Так прошел целый месяц. На первом этаже жилого корпуса было решено организовать спортивный зал. Просторное помещение под это самое дело, с высоким потолком и облупленными стенами, однозначно требовало ремонта, который, разумеется, было решено организовать своими силами. И вот, вместе с небольшой бригадой Фоме было поручено заниматься именно этим помещением.
Старая масляная краска сдиралась шпателем плохо, мелкое крошево колючей пленки застывшим пеплом застревало в волосах, мерзко кололось и отчаянно раздражало. Глядя на то, как весело пересмеиваются друг с другом остальные работники, как ловко орудуют их шпатели, как непрерывно сыплется лакокрасочный водопад под чужими руками, Фома понял, что раздражается здесь только он один.
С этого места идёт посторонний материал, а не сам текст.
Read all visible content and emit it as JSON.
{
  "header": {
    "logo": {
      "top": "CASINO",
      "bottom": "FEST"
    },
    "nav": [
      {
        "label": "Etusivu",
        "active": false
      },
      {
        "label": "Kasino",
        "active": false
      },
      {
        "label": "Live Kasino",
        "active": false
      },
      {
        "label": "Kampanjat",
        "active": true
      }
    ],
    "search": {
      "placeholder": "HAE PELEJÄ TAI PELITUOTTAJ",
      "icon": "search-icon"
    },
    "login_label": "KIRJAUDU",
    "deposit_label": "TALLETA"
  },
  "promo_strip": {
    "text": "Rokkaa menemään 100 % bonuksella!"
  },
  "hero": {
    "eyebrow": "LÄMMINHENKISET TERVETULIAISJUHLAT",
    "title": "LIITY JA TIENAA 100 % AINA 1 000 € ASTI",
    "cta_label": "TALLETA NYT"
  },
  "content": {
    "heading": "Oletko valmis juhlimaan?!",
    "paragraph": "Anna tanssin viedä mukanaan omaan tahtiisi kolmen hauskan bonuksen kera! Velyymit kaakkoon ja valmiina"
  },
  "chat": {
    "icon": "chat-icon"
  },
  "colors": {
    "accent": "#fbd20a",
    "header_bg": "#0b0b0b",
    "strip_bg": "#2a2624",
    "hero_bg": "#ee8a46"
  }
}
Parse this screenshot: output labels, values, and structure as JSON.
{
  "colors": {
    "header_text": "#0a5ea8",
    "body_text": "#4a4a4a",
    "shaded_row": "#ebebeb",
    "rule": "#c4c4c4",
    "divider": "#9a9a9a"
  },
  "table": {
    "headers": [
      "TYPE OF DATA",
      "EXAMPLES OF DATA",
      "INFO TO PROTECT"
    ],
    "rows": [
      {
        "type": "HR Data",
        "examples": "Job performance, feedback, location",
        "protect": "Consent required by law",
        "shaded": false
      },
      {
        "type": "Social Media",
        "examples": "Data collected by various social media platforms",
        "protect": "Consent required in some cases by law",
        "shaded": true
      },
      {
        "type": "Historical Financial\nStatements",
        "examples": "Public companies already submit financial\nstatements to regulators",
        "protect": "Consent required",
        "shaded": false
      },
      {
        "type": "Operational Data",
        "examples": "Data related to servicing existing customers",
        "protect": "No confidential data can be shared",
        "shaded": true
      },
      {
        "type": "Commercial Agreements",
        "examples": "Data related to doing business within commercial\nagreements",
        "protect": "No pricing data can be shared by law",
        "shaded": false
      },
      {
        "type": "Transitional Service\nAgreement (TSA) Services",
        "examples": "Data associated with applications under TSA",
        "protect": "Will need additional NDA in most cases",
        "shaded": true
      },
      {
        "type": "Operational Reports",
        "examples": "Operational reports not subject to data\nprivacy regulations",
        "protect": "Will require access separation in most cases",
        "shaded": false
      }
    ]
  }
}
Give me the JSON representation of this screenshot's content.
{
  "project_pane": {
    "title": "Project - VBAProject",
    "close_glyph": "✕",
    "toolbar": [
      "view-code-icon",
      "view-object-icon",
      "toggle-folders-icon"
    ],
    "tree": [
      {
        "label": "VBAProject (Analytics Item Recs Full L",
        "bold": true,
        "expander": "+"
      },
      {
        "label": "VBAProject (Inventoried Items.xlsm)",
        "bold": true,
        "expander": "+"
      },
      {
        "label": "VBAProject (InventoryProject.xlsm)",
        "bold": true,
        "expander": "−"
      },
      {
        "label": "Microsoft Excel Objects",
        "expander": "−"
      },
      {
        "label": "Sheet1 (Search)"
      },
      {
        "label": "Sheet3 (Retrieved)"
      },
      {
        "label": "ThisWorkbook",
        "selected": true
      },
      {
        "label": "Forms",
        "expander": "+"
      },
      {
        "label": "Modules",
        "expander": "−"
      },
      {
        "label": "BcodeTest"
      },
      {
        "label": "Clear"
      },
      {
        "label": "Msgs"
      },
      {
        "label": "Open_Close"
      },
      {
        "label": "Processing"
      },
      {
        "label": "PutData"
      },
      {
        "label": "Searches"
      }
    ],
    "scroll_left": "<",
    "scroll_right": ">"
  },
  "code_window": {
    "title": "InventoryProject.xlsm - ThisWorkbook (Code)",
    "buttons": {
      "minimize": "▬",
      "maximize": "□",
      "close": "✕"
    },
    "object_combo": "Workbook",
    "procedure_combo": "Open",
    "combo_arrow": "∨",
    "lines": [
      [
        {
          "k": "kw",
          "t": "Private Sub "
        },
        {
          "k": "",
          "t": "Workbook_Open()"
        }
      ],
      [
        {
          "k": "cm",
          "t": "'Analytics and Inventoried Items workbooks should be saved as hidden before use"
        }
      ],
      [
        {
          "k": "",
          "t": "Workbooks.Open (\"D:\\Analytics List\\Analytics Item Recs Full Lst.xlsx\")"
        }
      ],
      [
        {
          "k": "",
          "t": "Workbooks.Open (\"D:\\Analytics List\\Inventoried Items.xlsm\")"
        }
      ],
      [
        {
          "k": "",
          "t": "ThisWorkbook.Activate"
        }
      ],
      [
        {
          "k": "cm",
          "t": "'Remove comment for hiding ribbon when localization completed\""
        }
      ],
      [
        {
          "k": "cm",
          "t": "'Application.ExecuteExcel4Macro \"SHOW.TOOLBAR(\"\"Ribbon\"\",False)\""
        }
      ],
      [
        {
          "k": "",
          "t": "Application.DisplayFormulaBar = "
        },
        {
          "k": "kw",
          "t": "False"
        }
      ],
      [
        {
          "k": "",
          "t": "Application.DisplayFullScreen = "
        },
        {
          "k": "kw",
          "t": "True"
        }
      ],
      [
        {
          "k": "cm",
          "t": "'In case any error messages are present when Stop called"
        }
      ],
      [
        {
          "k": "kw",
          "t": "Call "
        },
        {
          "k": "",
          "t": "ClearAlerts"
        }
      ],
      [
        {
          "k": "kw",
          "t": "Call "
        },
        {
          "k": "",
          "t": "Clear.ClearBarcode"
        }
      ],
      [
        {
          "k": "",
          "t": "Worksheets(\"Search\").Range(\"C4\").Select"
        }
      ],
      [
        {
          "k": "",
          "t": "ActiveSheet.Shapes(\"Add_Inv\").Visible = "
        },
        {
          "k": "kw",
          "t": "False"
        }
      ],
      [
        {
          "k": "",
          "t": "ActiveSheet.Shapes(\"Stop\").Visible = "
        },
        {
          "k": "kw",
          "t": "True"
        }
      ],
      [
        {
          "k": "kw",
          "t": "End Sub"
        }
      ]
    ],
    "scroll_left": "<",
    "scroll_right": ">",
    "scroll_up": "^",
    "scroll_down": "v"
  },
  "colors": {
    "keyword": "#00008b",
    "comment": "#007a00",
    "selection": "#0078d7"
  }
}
Очень хотелось распахнуть настежь все окна, но один из мужиков жаловался на простуду и боялся сквозняков - остальные из солидарности его поддерживали. Пыль везде стояла столбом, и Фома, закашлявшись, вышел в коридор, чтобы попросту отдышаться и попить воды.
Он расстегнул рубашку, встряхнув ее фланелевыми полами - колкие снежинки белой краски взвились метелью.
- Фу ты, - Фома помахал рукой перед глазами, стараясь поскорее развеять мешающую пелену.
Сильно хотелось пить, но не успел Фома подойти к заветной бутыли с водой, как хлопнула дверь и в коридоре показалось несколько человек: комендант, он же управляющий и просто надсмотрщик над жильцами - один в трех лицах, а еще двое телохранителей и Клим. Комендант шел впереди, размахивая руками, и что-то увлеченно рассказывал своему хозяину.
Клим был явно не в духе, он смотрел себе под ноги, сводя брови у переносицы, и о чем-то сосредоточенно думал. На нем была такая же серая байка с капюшоном за спиной, что и при первой встрече с Фомой, только теперь на байку был надет черный пиджак, и серые завязки неизменно одинаковой длины покоились на изящных лацканах. Телохранители шагали с каменными лицами - Клим не любил пустые улыбки.
- Клим Анатольевич! Там ведь работы непочатый край! Мы не успеем за неделю привести стены в порядок. Мы же не специалисты, как можем, так и делаем, может, проще нанять бригаду строителей?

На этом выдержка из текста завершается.